Solve the equation algebraically. Round the result to three decimal places. Verify your answer using a graphing utility.
e−^8x − 6xe^−8x = 0
x =
I need help solving this problem.
To solve the equation algebraically, we can start by factoring out e^(-8x) from both terms:
e^(-8x)(1 - 6x) = 0
To find the solution, we set each factor equal to 0:
e^(-8x) = 0 and 1 - 6x = 0
The first equation, e^(-8x) = 0, has no solutions because e^(-8x) is never equal to 0.
The second equation, 1 - 6x = 0, can be solved as follows:
1 - 6x = 0
6x = 1
x = 1/6
Therefore, the solution to the equation e^(-8x) - 6xe^(-8x) = 0 is x = 1/6.

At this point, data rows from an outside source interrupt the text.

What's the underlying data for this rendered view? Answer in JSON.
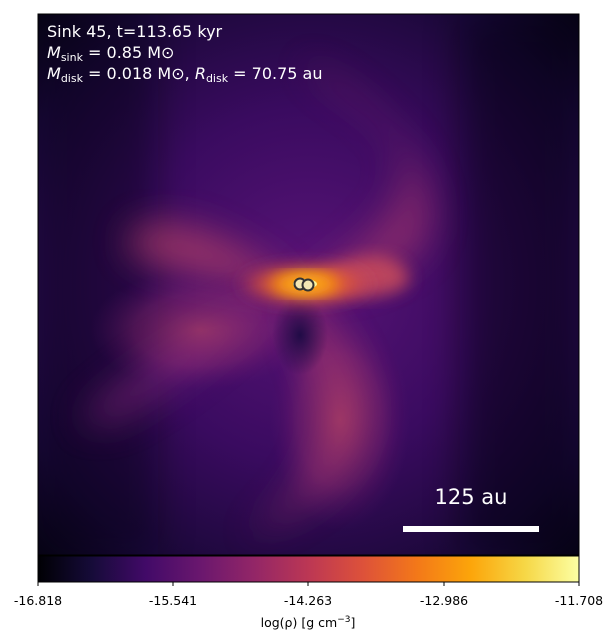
{
  "panel": {
    "line1": "Sink 45, t=113.65 kyr",
    "line2": {
      "m": "M",
      "sub": "sink",
      "rest": " = 0.85 M",
      "sun": "⊙"
    },
    "line3": {
      "m": "M",
      "sub": "disk",
      "rest": " = 0.018 M",
      "sun": "⊙",
      "sep": ", ",
      "r": "R",
      "rsub": "disk",
      "rrest": " = 70.75 au"
    }
  },
  "scalebar": {
    "label": "125 au"
  },
  "colorbar": {
    "ticks": [
      "-16.818",
      "-15.541",
      "-14.263",
      "-12.986",
      "-11.708"
    ],
    "label_main": "log(ρ) [g cm",
    "label_exp": "−3",
    "label_end": "]",
    "colormap": "inferno"
  },
  "colors": {
    "background_dark": "#000004",
    "violet": "#3b0f70",
    "magenta": "#8c2981",
    "orange": "#f57d15",
    "yellow": "#fcffa4"
  },
  "sinks": {
    "count": 2,
    "fill": "#f2e6b3",
    "stroke": "#333333"
  }
}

To verify this answer using a graphing utility:
1. Plot the given equation y = e^(-8x) - 6xe^(-8x).
2. Use the graphing utility to find the x-coordinate where the graph intersects the x-axis.
3. Round the x-coordinate to three decimal places.
4. Confirm that the rounded x-coordinate matches our algebraic solution of x = 1/6.
By following these steps, we can confirm that the solution to the equation e^(-8x) - 6xe^(-8x) = 0 is x = 0.167 (rounded to three decimal places).